The kids will find a way.

Blocked Bot

Sorry, kids.

ChatGPT, an AI chatbot that can churn out convincingly competent prose, has now been banned by the New York City Department of Education, education news site Chalkbeat reports. To enforce the ban, the ChatGPT website has been blocked across all the department's networks and devices to stop students from accessing it at school.

"While the tool may be able to provide quick and easy answers to questions, it does not build critical-thinking and problem-solving skills, which are essential for academic and lifelong success," a department spokesperson told the outlet.

As the largest school system in the US, NYC department's ruling could be a potentially momentous one as educators and creatives across the world mull over the technology's implications. Many teachers fear that ChatGPT and AIs like it will be abused by students to write up entire papers.

That's not an unfounded fear, considering how easy it is to get ChatGPT to research an answer on its own and spit out a block of text with pretty solid grammar — although an astute teacher would might be able to smell the BS if their prompt was specific enough.

Workaround

Good luck with enforcing the ban, however. Crafty kids will always find a way to get around restrictions imposed by tyrannical adults, and the younger generation are as tech savvy as ever.

Shady "free" VPNs are already popular with highschoolers to get around blocks so they can watch sports, porn, gamble, or generally just mess around when bored, and they'll probably employ the same tricks to use ChatGPT if they really want to. Or they could simply use it at home.

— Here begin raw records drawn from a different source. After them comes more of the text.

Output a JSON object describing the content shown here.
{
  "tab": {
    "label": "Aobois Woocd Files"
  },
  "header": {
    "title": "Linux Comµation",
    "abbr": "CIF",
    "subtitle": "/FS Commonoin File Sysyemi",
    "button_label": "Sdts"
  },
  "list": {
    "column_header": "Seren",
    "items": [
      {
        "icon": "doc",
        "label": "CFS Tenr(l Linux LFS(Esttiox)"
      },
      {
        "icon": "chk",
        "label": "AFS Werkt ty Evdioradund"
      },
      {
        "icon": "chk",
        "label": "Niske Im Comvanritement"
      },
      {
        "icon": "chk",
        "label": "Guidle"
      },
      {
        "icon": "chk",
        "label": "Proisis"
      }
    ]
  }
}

And as the old wisdom goes, telling someone — especially a kid — not to do something is usually a surefire way of getting them to do it.

Although a ban is definitely justified, it certainly smells of an impending Streisand effect ready to happen, especially given the publicized nature of the decision. If they haven't heard of it already, some kids are soon going to find out about this neat little trick to get their homework done in minutes.

It does make you weigh the upsides of such a publicized ban, since you'd think anti-academic misconduct policies would already cover taking credit for work that an AI did. But then again, someone needs to set a precedent.